Now in general a quadratic extension of $$\Q$$ can be formed by adjoining some square root $$\sqrt{a}$$ to $$\Q$$ (Proposition 15.3.3); and $$a$$ is not a square in $$\Q$$. There is some square $$q \in \Q$$ such that $$aq$$ is a squarefree integer, not equal to 1. Therefore $$\Q(\sqrt{a}) = \Q(\sqrt{aq})$$. So in fact the extensions generated by the square root of a squarefree integer other than 1 are all the quadratic extensions of $$\Q$$.
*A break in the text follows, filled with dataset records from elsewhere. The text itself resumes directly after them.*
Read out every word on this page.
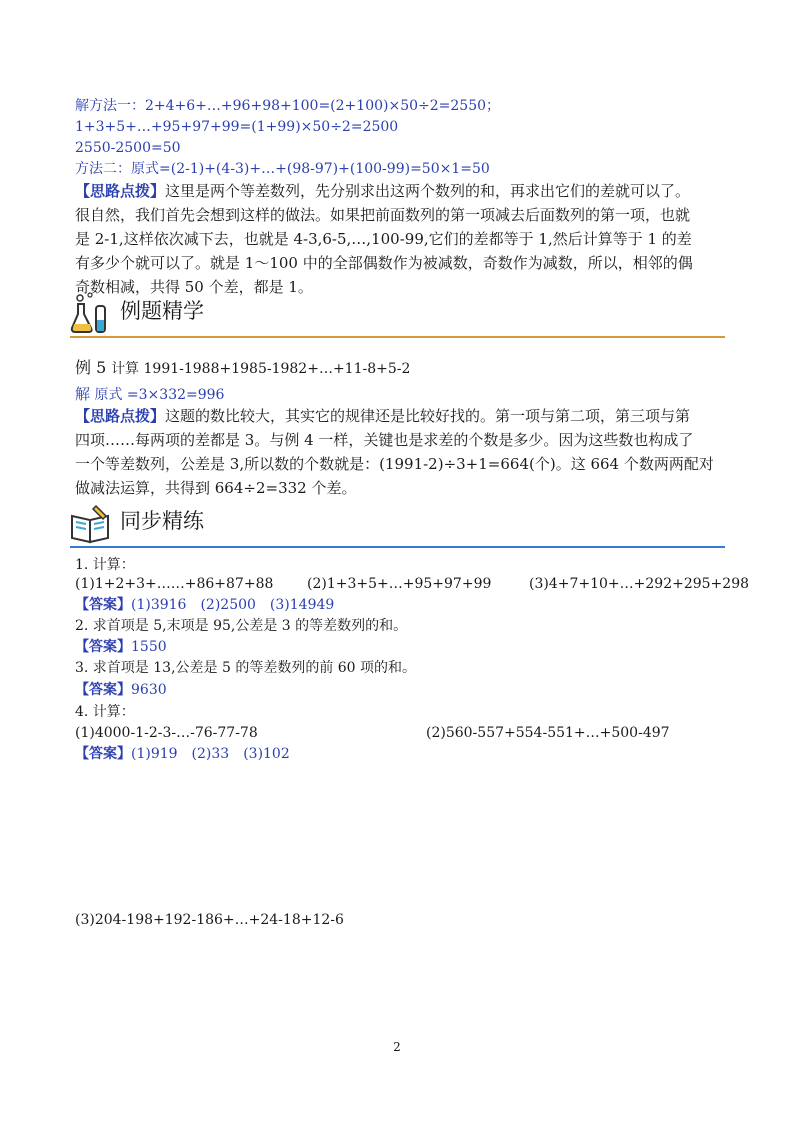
解方法一：2+4+6+…+96+98+100=(2+100)×50÷2=2550；
1+3+5+…+95+97+99=(1+99)×50÷2=2500
2550-2500=50
方法二：原式=(2-1)+(4-3)+…+(98-97)+(100-99)=50×1=50
【思路点拨】这里是两个等差数列，先分别求出这两个数列的和，再求出它们的差就可以了。
很自然，我们首先会想到这样的做法。如果把前面数列的第一项减去后面数列的第一项，也就
是 2-1,这样依次减下去，也就是 4-3,6-5,…,100-99,它们的差都等于 1,然后计算等于 1 的差
有多少个就可以了。就是 1～100 中的全部偶数作为被减数，奇数作为减数，所以，相邻的偶
奇数相减，共得 50 个差，都是 1。
例题精学
例 5 计算 1991-1988+1985-1982+…+11-8+5-2
解 原式 =3×332=996
【思路点拨】这题的数比较大，其实它的规律还是比较好找的。第一项与第二项，第三项与第
四项……每两项的差都是 3。与例 4 一样，关键也是求差的个数是多少。因为这些数也构成了
一个等差数列，公差是 3,所以数的个数就是：(1991-2)÷3+1=664(个)。这 664 个数两两配对
做减法运算，共得到 664÷2=332 个差。
同步精练
1. 计算：
(1)1+2+3+……+86+87+88 (2)1+3+5+…+95+97+99	(3)4+7+10+…+292+295+298
【答案】(1)3916　(2)2500　(3)14949
2. 求首项是 5,末项是 95,公差是 3 的等差数列的和。
【答案】1550
3. 求首项是 13,公差是 5 的等差数列的前 60 项的和。
【答案】9630
4. 计算：
(1)4000-1-2-3-…-76-77-78	(2)560-557+554-551+…+500-497
【答案】(1)919　(2)33　(3)102
(3)204-198+192-186+…+24-18+12-6
2
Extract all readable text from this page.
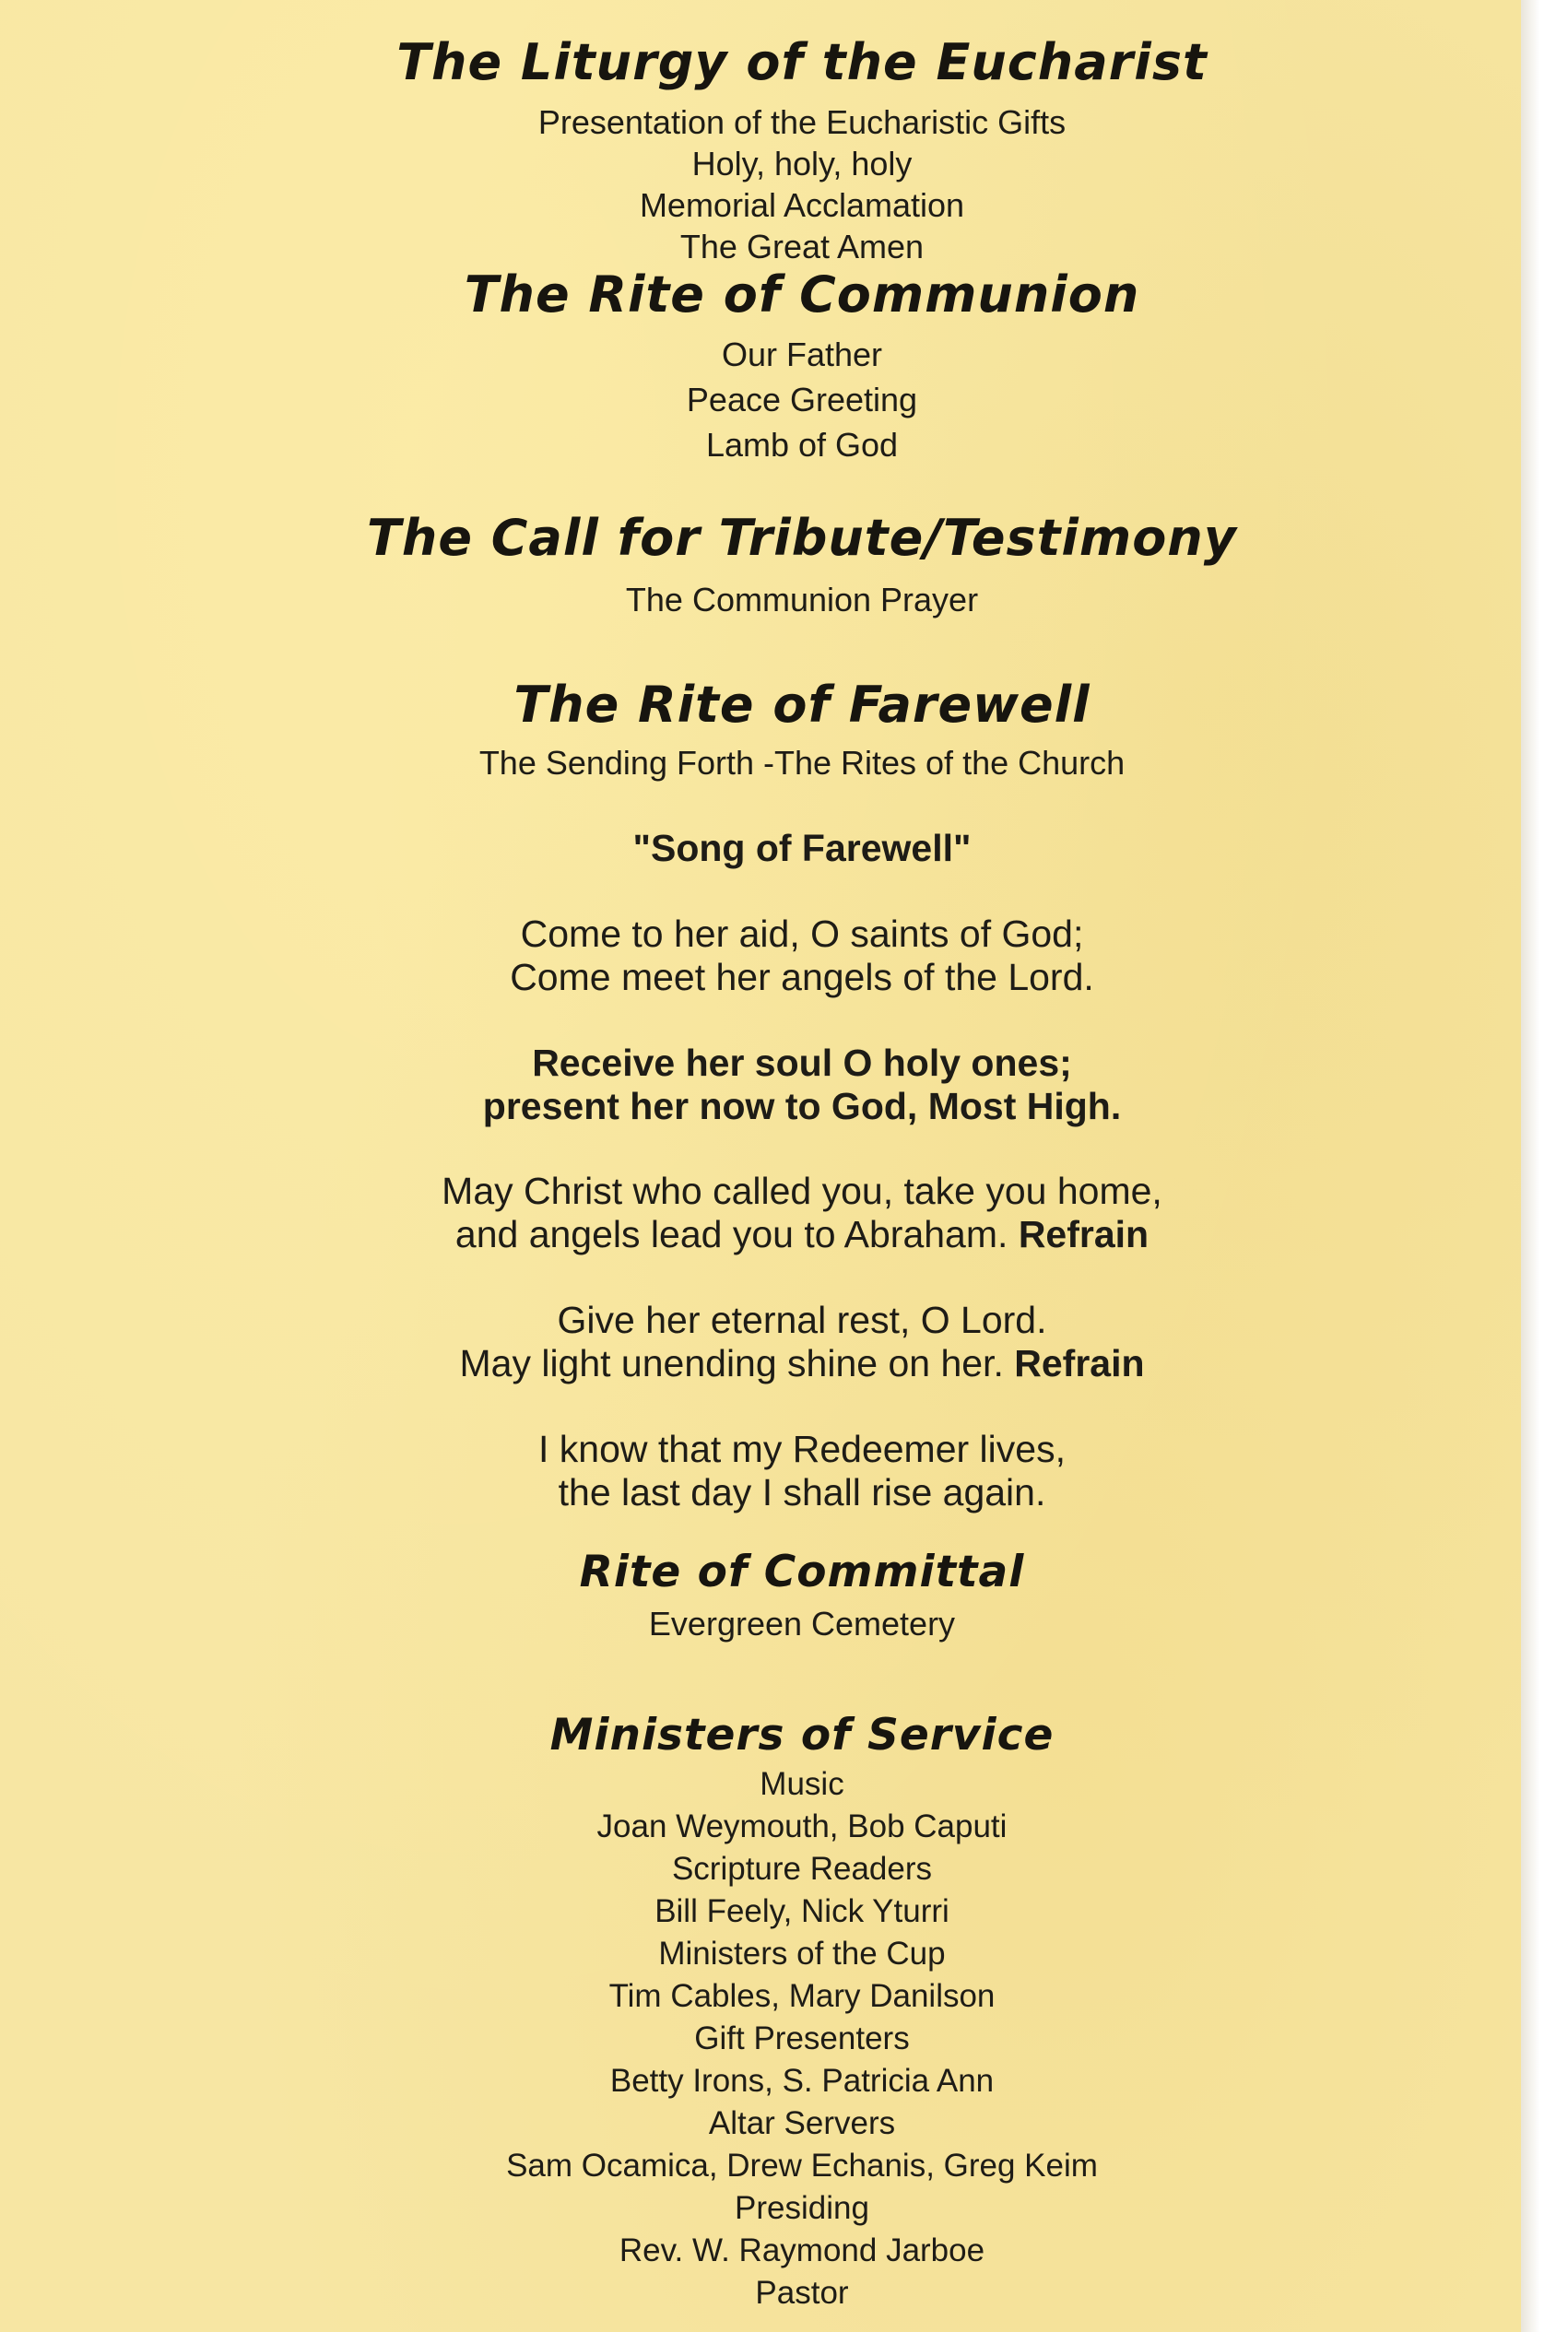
The Liturgy of the Eucharist
Presentation of the Eucharistic Gifts
Holy, holy, holy
Memorial Acclamation
The Great Amen
The Rite of Communion
Our Father
Peace Greeting
Lamb of God
The Call for Tribute/Testimony
The Communion Prayer
The Rite of Farewell
The Sending Forth -The Rites of the Church
"Song of Farewell"
Come to her aid, O saints of God;
Come meet her angels of the Lord.
Receive her soul O holy ones;
present her now to God, Most High.
May Christ who called you, take you home,
and angels lead you to Abraham. Refrain
Give her eternal rest, O Lord.
May light unending shine on her. Refrain
I know that my Redeemer lives,
the last day I shall rise again.
Rite of Committal
Evergreen Cemetery
Ministers of Service
Music
Joan Weymouth, Bob Caputi
Scripture Readers
Bill Feely, Nick Yturri
Ministers of the Cup
Tim Cables, Mary Danilson
Gift Presenters
Betty Irons, S. Patricia Ann
Altar Servers
Sam Ocamica, Drew Echanis, Greg Keim
Presiding
Rev. W. Raymond Jarboe
Pastor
Exercise 15.6.3 The primitive root of unity $$\zeta_n = \exp(2\pi i/n)$$ generates the same extension field of $$\Q$$ as does $$\zeta_n^e$$ where $$e$$ is any integer relatively prime to $$n$$. So $$\Q[\sqrt{d}]$$ will contain a primitive $$n$$th root of unity iff it contains $$\zeta_n$$. If $$[\Q(\zeta_n) : \Q] > 2$$ then it is not possible to have $$\Q(\zeta_n) \subseteq \Q[\sqrt{d}]$$. According to Exercise 15.3.5, a primitive $$n$$th root of unity has degree 2 only when $$n \in \{3, 4, 6\}$$, so only these primitive roots can be contained in a quadratic number field. (We are disregarding $$1$$ and $$-1$$, which are primitive roots of unity of degree 1 and 2, respectively, and which are obviously contained in all quadratic number fields.) Now \begin{align*} \zeta_3 &= -\frac{1}{2} + i\frac{\sqrt{3}}{2} \in \Q[\sqrt{-3}] \\ \zeta_6 &= \frac{1}{2} + i\frac{\sqrt{3}}{2} \in \Q[\sqrt{-3}] \\ \zeta_4 &= i \in \Q[\sqrt{-1}] \end{align*} so the answer to the problem is $$d \in \{-1, -3\}$$.